Cerebral hemodynamics during arterial and CO2 pressure changes: in vivo prediction by a mathematical model

M. Ursino1, A. Ter Minassian2, C. A. Lodi1, and L. Beydon2

1 Department of Electronics, Computer Science and Systems, University of Bologna, I-40136 Bologna, Italy; and 2 Departement d'Anesthésie, Centre Huniversitaire Hospitalier de Angers, 49033 Angers Cedex, France

The aim of this work was to analyze changes in cerebral hemodynamics and intracranial pressure (ICP) evoked by mean systemic arterial pressure (SAP) and arterial CO2 pressure (PaCO2) challenges in patients with acute brain damage. The study was performed by means of a new simple mathematical model of intracranial hemodynamics, particularly aimed at routine clinical investigation. The model was validated by comparing its results with data from transcranial Doppler velocity in the middle cerebral artery (VMCA) and ICP measured in 44 tracings on 13 different patients during mean SAP and PaCO2 challenges.
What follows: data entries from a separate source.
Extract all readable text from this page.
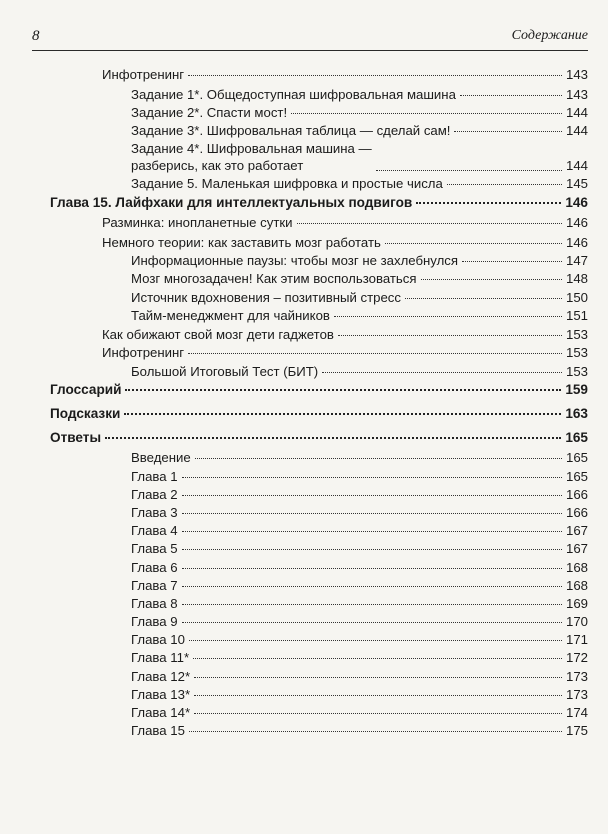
8	Содержание
Инфотренинг	143
Задание 1*. Общедоступная шифровальная машина	143
Задание 2*. Спасти мост!	144
Задание 3*. Шифровальная таблица — сделай сам!	144
Задание 4*. Шифровальная машина —
разберись, как это работает	144
Задание 5. Маленькая шифровка и простые числа	145
Глава 15. Лайфхаки для интеллектуальных подвигов	146
Разминка: инопланетные сутки	146
Немного теории: как заставить мозг работать	146
Информационные паузы: чтобы мозг не захлебнулся	147
Мозг многозадачен! Как этим воспользоваться	148
Источник вдохновения – позитивный стресс	150
Тайм-менеджмент для чайников	151
Как обижают свой мозг дети гаджетов	153
Инфотренинг	153
Большой Итоговый Тест (БИТ)	153
Глоссарий	159
Подсказки	163
Ответы	165
Введение	165
Глава 1	165
Глава 2	166
Глава 3	166
Глава 4	167
Глава 5	167
Глава 6	168
Глава 7	168
Глава 8	169
Глава 9	170
Глава 10	171
Глава 11*	172
Глава 12*	173
Глава 13*	173
Глава 14*	174
Глава 15	175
The validation consisted of individual identification of 6 parameters in all 44 tracings by means of a best fitting algorithm. The parameters chosen for the identification summarize the main aspects of intracranial dynamics, i.e., cerebrospinal fluid circulation, intracranial elastance, and cerebrovascular control. The results suggest that the model is able to reproduce the measured time patterns of VMCA and ICP in all 44 tracings by using values for the parameters that lie within the ranges reported in the pathophysiological literature. The meaning of parameter estimates is discussed, and comments on the main virtues and limitations of the present approach are offered.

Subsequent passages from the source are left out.